Arief Satriya Wilasa dan Miftahul Mukhlis
Dua orang ini sejatinya tak kukenal, lebih tepatnya tak pernah berkomunikasi sekalipun dalam forum NR, hanya karena om Andre yang tahu bahwa aku selalu punya daya jelajah yang lemah dan menghawatirkan, maka dua orang ini gencar menghubungiku, karena aku akan memasuki daerah mereka. Sebenarnya aku senewen setengah mati pada mereka. Pertanyaanku tidak dibalas perihal alamat penginapan murah, tapi selalu gencar bertanya sudah sampai mana aku.
Masalahnya, sepanjang perjalananku tidak ada yang menanyaiku sampai beberapa kali melalui media yang berbeda dalam satu waktu, kecuali keluargaku dan biasanya aku akan mengabari jika sudah sampai di penginapan. Sampai akhirnya aku bertemu mereka di pukul empat sore hari selasa.
Dalam setiap pertemuan dengan orang-orang baru, rasanya aku terlalu banyak mendominasi. Maklumlah ke-kepo-an ku pada dunia biker membuatku banyak bertanya. Selama ini aku selalu agak risih melihat biker-biker itu dari cara berbusana sampai dengan sikapnya di jalanan. Lebay. Hahahaha.
Tapi bertemu dengan mereka, membuatku punya sudut pandang yang lain, bahwa “brotherhood”, kata yang sering di usung itu memang sarat makna bagi mereka. Mereka pun tak segarang yang kukira. Hati mereka lembut. Sampai-sampai aku bingung melihat mereka berdua yang sibuk berpikir keras macam memikirkan kemelut negeri sendiri untuk memberikan solusi tasku yang sering miring-miring itu. Karena menurutku masalah tas itu sudah terpecahkan dengan tali yang diberikan pakde Arry padaku. Tapi bagi mereka, daerah yang akan kulalui nanti menuju Bengkulu, membutuhkan lebih dari seutas tali itu.
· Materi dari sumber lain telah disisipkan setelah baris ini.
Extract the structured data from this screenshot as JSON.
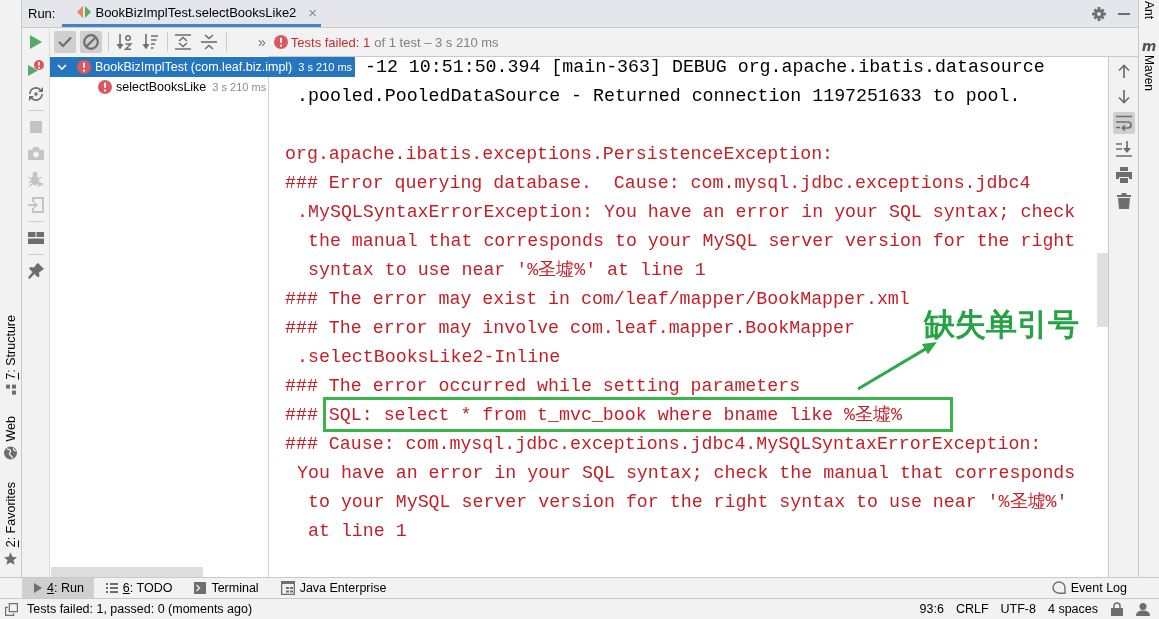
{
  "run_panel": {
    "title": "Run:",
    "tabs": [
      {
        "label": "BookBizImplTest.selectBooksLike2",
        "close": "×",
        "selected": true
      }
    ]
  },
  "run_toolbar": [
    [
      {
        "kind": "play",
        "disabled": false
      },
      {
        "kind": "play-error",
        "disabled": false
      },
      {
        "kind": "cycle",
        "disabled": false
      }
    ],
    [
      {
        "kind": "stop",
        "disabled": true
      },
      {
        "kind": "camera",
        "disabled": true
      },
      {
        "kind": "bug",
        "disabled": true
      },
      {
        "kind": "exit",
        "disabled": true
      }
    ],
    [
      {
        "kind": "layout",
        "disabled": false
      }
    ],
    [
      {
        "kind": "pin",
        "disabled": false
      }
    ]
  ],
  "test_toolbar": {
    "groups": [
      [
        {
          "kind": "check",
          "on": true
        },
        {
          "kind": "ban",
          "on": true
        }
      ],
      [
        {
          "kind": "sort-az",
          "on": false
        },
        {
          "kind": "sort-lines",
          "on": false
        }
      ],
      [
        {
          "kind": "expand",
          "on": false
        },
        {
          "kind": "collapse",
          "on": false
        }
      ]
    ],
    "more": "»",
    "summary": {
      "failed": true,
      "label": "Tests failed: 1",
      "detail": "of 1 test – 3 s 210 ms"
    }
  },
  "test_tree": [
    {
      "name": "BookBizImplTest (com.leaf.biz.impl)",
      "duration": "3 s 210 ms",
      "failed": true,
      "selected": true,
      "expanded": true,
      "children": [
        {
          "name": "selectBooksLike",
          "duration": "3 s 210 ms",
          "failed": true,
          "selected": false
        }
      ]
    }
  ],
  "console": {
    "messages": [
      {
        "kind": "debug",
        "covered": true,
        "highlighted": false,
        "lines": [
          "-12 10:51:50.394 [main-363] DEBUG org.apache.ibatis.datasource",
          ".pooled.PooledDataSource - Returned connection 1197251633 to pool."
        ]
      },
      {
        "kind": "blank"
      },
      {
        "kind": "error",
        "covered": false,
        "highlighted": false,
        "lines": [
          "org.apache.ibatis.exceptions.PersistenceException:"
        ]
      },
      {
        "kind": "error",
        "covered": false,
        "highlighted": false,
        "lines": [
          "### Error querying database.  Cause: com.mysql.jdbc.exceptions.jdbc4",
          ".MySQLSyntaxErrorException: You have an error in your SQL syntax; check",
          "the manual that corresponds to your MySQL server version for the right",
          "syntax to use near '%圣墟%' at line 1"
        ]
      },
      {
        "kind": "error",
        "covered": false,
        "highlighted": false,
        "lines": [
          "### The error may exist in com/leaf/mapper/BookMapper.xml"
        ]
      },
      {
        "kind": "error",
        "covered": false,
        "highlighted": false,
        "lines": [
          "### The error may involve com.leaf.mapper.BookMapper",
          ".selectBooksLike2-Inline"
        ]
      },
      {
        "kind": "error",
        "covered": false,
        "highlighted": false,
        "lines": [
          "### The error occurred while setting parameters"
        ]
      },
      {
        "kind": "error",
        "covered": false,
        "highlighted": true,
        "note": "缺失单引号",
        "lines": [
          "### SQL: select * from t_mvc_book where bname like %圣墟%"
        ]
      },
      {
        "kind": "error",
        "covered": false,
        "highlighted": false,
        "lines": [
          "### Cause: com.mysql.jdbc.exceptions.jdbc4.MySQLSyntaxErrorException:",
          "You have an error in your SQL syntax; check the manual that corresponds",
          "to your MySQL server version for the right syntax to use near '%圣墟%'",
          "at line 1"
        ]
      }
    ]
  },
  "console_toolbar": [
    {
      "kind": "up",
      "on": false
    },
    {
      "kind": "down",
      "on": false
    },
    {
      "kind": "wrap",
      "on": true
    },
    {
      "kind": "scroll-end",
      "on": false
    },
    {
      "kind": "print",
      "on": false
    },
    {
      "kind": "trash",
      "on": false
    }
  ],
  "left_strip": [
    {
      "kind": "structure",
      "label": "7: Structure",
      "mnemonic": true
    },
    {
      "kind": "web",
      "label": "Web",
      "mnemonic": false
    },
    {
      "kind": "favorites",
      "label": "2: Favorites",
      "mnemonic": true
    }
  ],
  "right_strip": [
    {
      "label": "Ant"
    },
    {
      "label": "Maven",
      "icon": "m"
    }
  ],
  "tool_tabs": [
    {
      "kind": "run",
      "label": "4: Run",
      "mnemonic": true,
      "selected": true
    },
    {
      "kind": "todo",
      "label": "6: TODO",
      "mnemonic": true,
      "selected": false
    },
    {
      "kind": "terminal",
      "label": "Terminal",
      "mnemonic": false,
      "selected": false
    },
    {
      "kind": "enterprise",
      "label": "Java Enterprise",
      "mnemonic": false,
      "selected": false
    }
  ],
  "tool_tabs_right": [
    {
      "kind": "event-log",
      "label": "Event Log",
      "mnemonic": false,
      "selected": false
    }
  ],
  "status_bar": {
    "message": "Tests failed: 1, passed: 0 (moments ago)",
    "fields": [
      "93:6",
      "CRLF",
      "UTF-8",
      "4 spaces"
    ]
  }
}
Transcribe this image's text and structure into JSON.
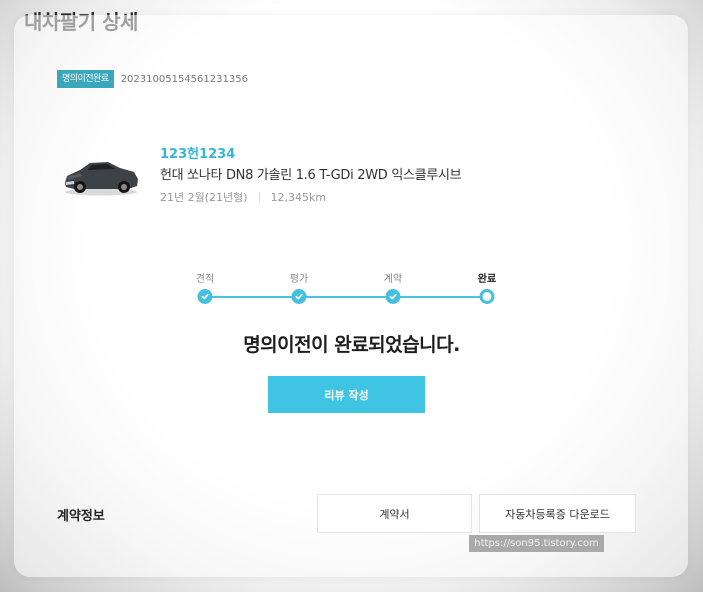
{
  "page": {
    "title": "내차팔기 상세"
  },
  "order": {
    "status_badge": "명의이전완료",
    "number": "20231005154561231356"
  },
  "vehicle": {
    "image_icon": "car-photo",
    "plate": "123헌1234",
    "name": "헌대 쏘나타 DN8 가솔린 1.6 T-GDi 2WD 익스클루시브",
    "year": "21년 2월(21년형)",
    "mileage": "12,345km"
  },
  "progress": {
    "steps": [
      {
        "label": "견적",
        "done": true
      },
      {
        "label": "평가",
        "done": true
      },
      {
        "label": "계약",
        "done": true
      },
      {
        "label": "완료",
        "done": false,
        "current": true
      }
    ],
    "accent_color": "#45c0df"
  },
  "message": "명의이전이 완료되었습니다.",
  "actions": {
    "review_label": "리뷰 작성"
  },
  "contract": {
    "section_title": "계약정보",
    "contract_button": "계약서",
    "registration_button": "자동차등록증 다운로드"
  },
  "watermark": "https://son95.tistory.com"
}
Aku tak bisa bicara lagi, kecuali membiarkan mereka datang pagi-pagi keesokan harinya hanya untuk memberiku temali yang akan mengikat tasku dengan erat.
Peta dan temali itu kini menggantung di kamarku. Setiap melihat itu, aku selalu ingat akan orang-orang dibalik itu beserta semua ceritanya.